Donc, je passe une grande journée au dessus du camp 2 avec l’équipe des Népalais pendant que le groupe se repose. Seul Jean Do et Jean, iront sur un petit sommet à côté du camp : le RTT Himal, à 6000 et quelques mètres. Je suis encordé avec Gyalzen et Chho avec Migma. Ce sont tous des Sherpas et nous passons ensemble une très bonne journée d’alpinisme. Nous faisons une très belle trace en zigzag dans une pente de neige (40 à 45°) qui ressemble un peu au Tacul, avec, au milieu, une zone de sérac un peu compliquée. Après avoir errés dans une zone très tourmentée, nous posons 150 m de main courante pour nous rassurer et 15 m de corde fixe dans un passage de glace surplombant. Heureusement que j’avais pris mes piochons de cascade. La porte vers le haut est ouverte, ensuite il n’y a plus de souci d’itinéraire. Il reste 200 m de pente de neige jusqu’au col, dans un terrain plus simple. Nous redescendons au camp vers 16h30, très heureux de notre journée.
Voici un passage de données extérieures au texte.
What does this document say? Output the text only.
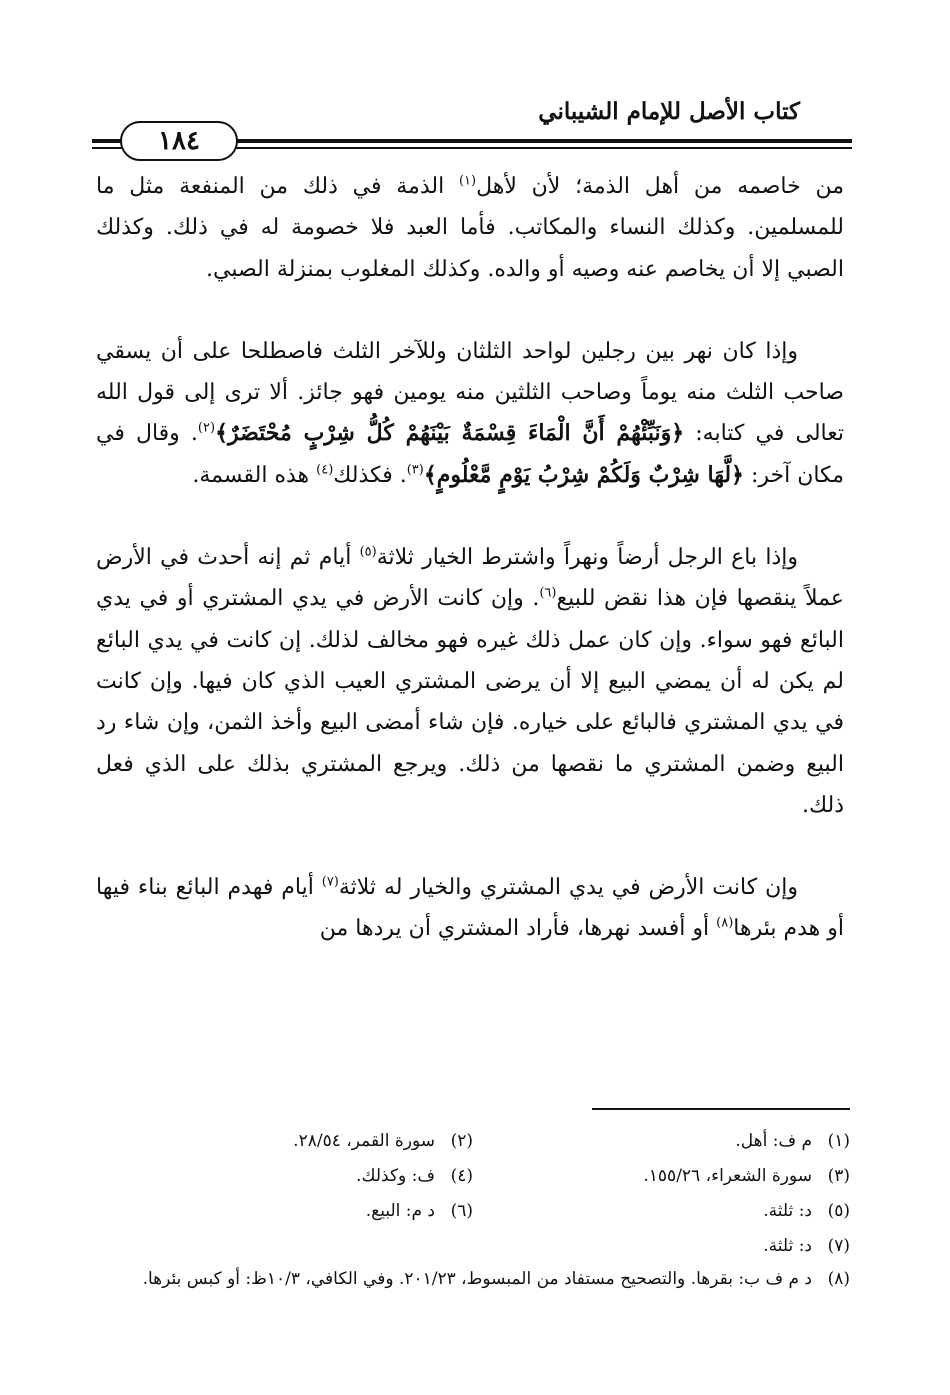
كتاب الأصل للإمام الشيباني
١٨٤

من خاصمه من أهل الذمة؛ لأن لأهل$^{(١)}$ الذمة في ذلك من المنفعة مثل ما للمسلمين. وكذلك النساء والمكاتب. فأما العبد فلا خصومة له في ذلك. وكذلك الصبي إلا أن يخاصم عنه وصيه أو والده. وكذلك المغلوب بمنزلة الصبي.

وإذا كان نهر بين رجلين لواحد الثلثان وللآخر الثلث فاصطلحا على أن يسقي صاحب الثلث منه يوماً وصاحب الثلثين منه يومين فهو جائز. ألا ترى إلى قول الله تعالى في كتابه: ﴿وَنَبِّئْهُمْ أَنَّ الْمَاءَ قِسْمَةٌ بَيْنَهُمْ كُلُّ شِرْبٍ مُحْتَضَرٌ﴾$^{(٢)}$. وقال في مكان آخر: ﴿لَّهَا شِرْبٌ وَلَكُمْ شِرْبُ يَوْمٍ مَّعْلُومٍ﴾$^{(٣)}$. فكذلك$^{(٤)}$ هذه القسمة.

وإذا باع الرجل أرضاً ونهراً واشترط الخيار ثلاثة$^{(٥)}$ أيام ثم إنه أحدث في الأرض عملاً ينقصها فإن هذا نقض للبيع$^{(٦)}$. وإن كانت الأرض في يدي المشتري أو في يدي البائع فهو سواء. وإن كان عمل ذلك غيره فهو مخالف لذلك. إن كانت في يدي البائع لم يكن له أن يمضي البيع إلا أن يرضى المشتري العيب الذي كان فيها. وإن كانت في يدي المشتري فالبائع على خياره. فإن شاء أمضى البيع وأخذ الثمن، وإن شاء رد البيع وضمن المشتري ما نقصها من ذلك. ويرجع المشتري بذلك على الذي فعل ذلك.

وإن كانت الأرض في يدي المشتري والخيار له ثلاثة$^{(٧)}$ أيام فهدم البائع بناء فيها أو هدم بئرها$^{(٨)}$ أو أفسد نهرها، فأراد المشتري أن يردها من

(١)م ف: أهل.
(٢)سورة القمر، ٢٨/٥٤.
(٣)سورة الشعراء، ١٥٥/٢٦.
(٤)ف: وكذلك.
(٥)د: ثلثة.
(٦)د م: البيع.
(٧)د: ثلثة.
(٨)
د م ف ب: بقرها. والتصحيح مستفاد من المبسوط، ٢٠١/٢٣. وفي الكافي، ١٠/٣ظ: أو كبس بئرها.
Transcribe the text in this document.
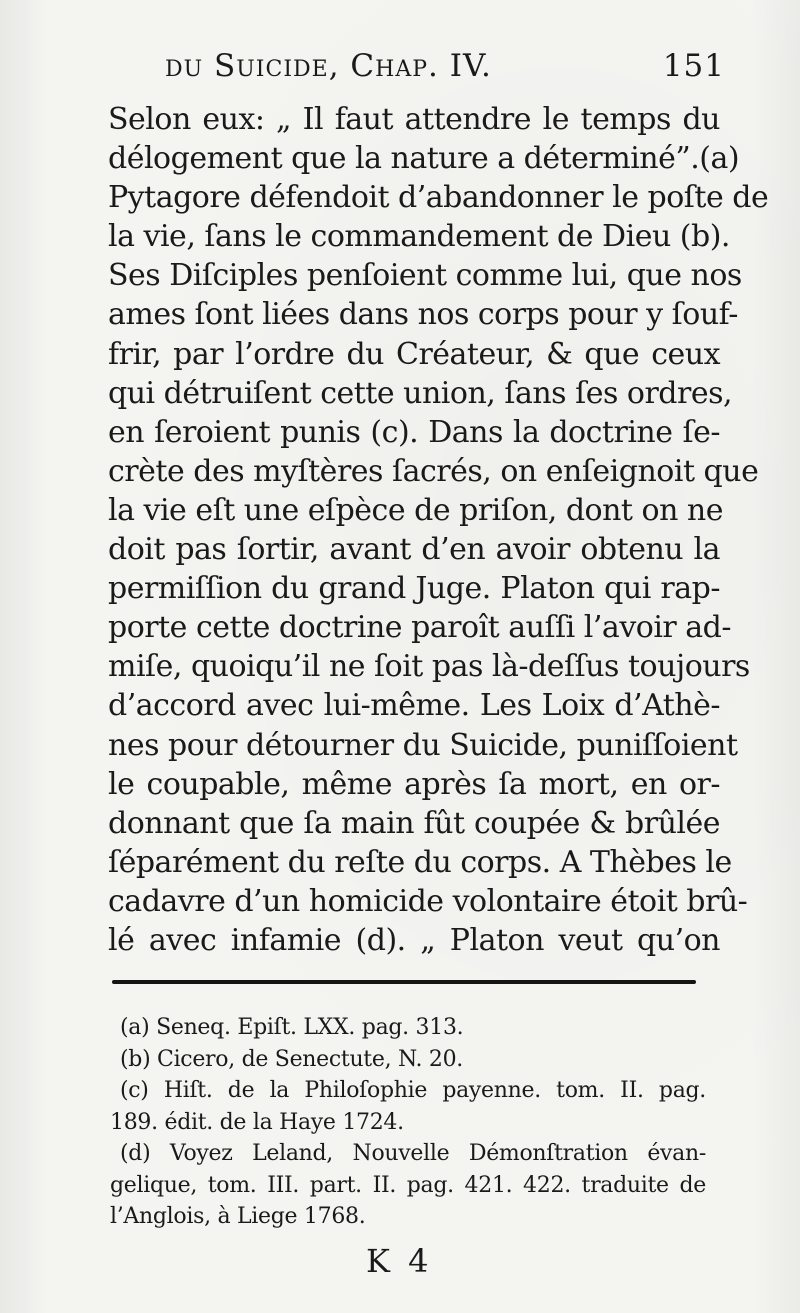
du Suicide, Chap. IV.	151
Selon eux: „ Il faut attendre le temps du
délogement que la nature a déterminé”.(a)
Pytagore défendoit d’abandonner le poſte de
la vie, ſans le commandement de Dieu (b).
Ses Diſciples penſoient comme lui, que nos
ames ſont liées dans nos corps pour y ſouf-
frir, par l’ordre du Créateur, & que ceux
qui détruiſent cette union, ſans ſes ordres,
en ſeroient punis (c). Dans la doctrine ſe-
crète des myſtères ſacrés, on enſeignoit que
la vie eſt une eſpèce de priſon, dont on ne
doit pas ſortir, avant d’en avoir obtenu la
permiſſion du grand Juge. Platon qui rap-
porte cette doctrine paroît auſſi l’avoir ad-
miſe, quoiqu’il ne ſoit pas là-deſſus toujours
d’accord avec lui-même. Les Loix d’Athè-
nes pour détourner du Suicide, puniſſoient
le coupable, même après ſa mort, en or-
donnant que ſa main fût coupée & brûlée
ſéparément du reſte du corps. A Thèbes le
cadavre d’un homicide volontaire étoit brû-
lé avec infamie (d). „ Platon veut qu’on
(a) Seneq. Epiſt. LXX. pag. 313.
(b) Cicero, de Senectute, N. 20.
(c) Hiſt. de la Philoſophie payenne. tom. II. pag.
189. édit. de la Haye 1724.
(d) Voyez Leland, Nouvelle Démonſtration évan-
gelique, tom. III. part. II. pag. 421. 422. traduite de
l’Anglois, à Liege 1768.
K 4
Nous changeons les cordées, car comme je passe devant pour faire la trace à la descente, je préfère être avec Chhotemba. Gyalzen assure Migma, qui n’est pas très à l’aise dans ce terrain malgré qu’il soit déjà allé à l’Everest. Et, juste à un ressaut un peu en neige dure, Mingma se met une boîte et entraîne Gyalzen sur quelques mètres. Heureusement, ils sont arrêtés par une zone de neige profonde et la chute se termine bien, sauf pour Gyalzen qui souffre d’une contusion à l’épaule. C’est le petit détail qui changera tout…
Le soir, au camp, briefing d’organisation dans la grande tente que je partage avec Michelle et Jean Do. Après discussions, il nous reste 4 jours et nous décidons de partir vers le haut pour nous installer au camp 3 juste sous le sommet. Et c’est certainement une erreur, car il ne faut jamais tout faire à la fois, et en plus c’est une de mes règles de conduite.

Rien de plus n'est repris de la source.